Bacteria for better ice cream and artificial snow no longer depends on trek to poles:

The search for a type of bacteria that creates better ice cream and artificial snow has suddenly become a lot easier, thanks to a discovery by Queen's University biologist Virginia Walker.

Study shows internet to be resilient against terror attack:

Researchers have simulated what would happen to Internet reliability in the United States if terrorists were able to knock out various physical components of the network. The good news is that it would be very difficult to cause major disruptions across the country, although destruction of some key parts could seriously degrade Internet quality. "When it comes to the Internet, there is strength in numbers," said the co-author of the study.

Scientists use gene signatures to match cancer and other diseases with potentially effective drugs:

In one of the most ambitious spinoffs of the human genome project, researchers at Dana-Farber Cancer Institute, Children's Hospital Boston, the Broad Institute of Harvard and MIT, and other collaborating centers have unveiled a new, systematic approach to drug discovery that matches diseases with potential treatments using a universal language based on cells' distinctive gene activity profiles, or "signatures."

Entanglement unties a tough quantum computing problem:

Error correction coding is a fundamental process that underlies all of information science, but the task of adapting classical codes to quantum computing has long bumped up against what seemed to be a fundamental limitation. But a new approach by three theorists working at the USC Viterbi School of Engineering dramatically changes the rules of the game. Adding entangled photons as part of the message stream, they report in Science, opens the door to use of the entire error coding playbook.

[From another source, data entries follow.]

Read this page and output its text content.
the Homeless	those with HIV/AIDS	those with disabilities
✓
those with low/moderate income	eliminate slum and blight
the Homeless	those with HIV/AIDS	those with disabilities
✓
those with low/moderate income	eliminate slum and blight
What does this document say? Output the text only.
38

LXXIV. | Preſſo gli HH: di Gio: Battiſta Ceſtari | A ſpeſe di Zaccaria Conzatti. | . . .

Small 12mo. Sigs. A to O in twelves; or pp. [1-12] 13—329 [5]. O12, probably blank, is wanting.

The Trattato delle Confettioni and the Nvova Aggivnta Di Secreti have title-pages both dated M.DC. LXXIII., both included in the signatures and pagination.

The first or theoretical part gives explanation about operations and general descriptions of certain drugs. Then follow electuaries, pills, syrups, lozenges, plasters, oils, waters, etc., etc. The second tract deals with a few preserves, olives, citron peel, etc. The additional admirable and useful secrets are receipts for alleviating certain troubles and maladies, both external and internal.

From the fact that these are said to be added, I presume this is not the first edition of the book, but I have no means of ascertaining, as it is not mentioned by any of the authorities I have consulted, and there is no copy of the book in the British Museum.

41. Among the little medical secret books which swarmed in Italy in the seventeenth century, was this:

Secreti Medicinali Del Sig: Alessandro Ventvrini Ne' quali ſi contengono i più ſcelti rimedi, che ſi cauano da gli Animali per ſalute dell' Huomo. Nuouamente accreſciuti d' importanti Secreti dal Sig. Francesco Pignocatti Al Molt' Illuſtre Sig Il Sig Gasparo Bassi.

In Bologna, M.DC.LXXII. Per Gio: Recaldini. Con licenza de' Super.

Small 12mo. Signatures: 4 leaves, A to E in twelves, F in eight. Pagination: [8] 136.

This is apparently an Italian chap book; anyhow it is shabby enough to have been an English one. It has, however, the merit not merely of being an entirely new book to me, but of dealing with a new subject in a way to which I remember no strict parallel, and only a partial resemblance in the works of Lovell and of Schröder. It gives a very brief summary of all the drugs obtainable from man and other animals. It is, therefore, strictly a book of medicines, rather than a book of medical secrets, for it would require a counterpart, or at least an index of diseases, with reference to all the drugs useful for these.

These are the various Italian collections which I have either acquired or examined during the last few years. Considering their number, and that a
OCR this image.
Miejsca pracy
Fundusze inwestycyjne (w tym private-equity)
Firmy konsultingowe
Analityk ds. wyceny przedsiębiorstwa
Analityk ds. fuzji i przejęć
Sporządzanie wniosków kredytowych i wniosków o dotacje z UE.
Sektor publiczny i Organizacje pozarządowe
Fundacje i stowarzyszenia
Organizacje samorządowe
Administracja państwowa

Bose-Einstein condensation in the solid state:

New experimental research shows that half-matter, half-light quasi-particles called polaritons show compelling evidence of Bose-Einstein condensation at the relatively high temperature of 19 degrees Kelvin. The creation of a polariton Bose-Einstein condensate in the solid state provides scientists with a unique opportunity to better understand and possibly exploit the quantum effects that occur in these very special conditions.

Tarantulas produce silk from their feet:

Researchers have found for the first time that tarantulas can produce silk from their feet as well as their spinnerets, a discovery with profound implications for why spiders began to spin silk in the first place.

It might could is!!!:

Scientists of the CDF collaboration at the Department of Energy's Fermi National Accelerator Laboratory announced today (September 25, 2006) that they have met the exacting standard to claim discovery of astonishingly rapid transitions between matter and antimatter: 3 trillion oscillations per second.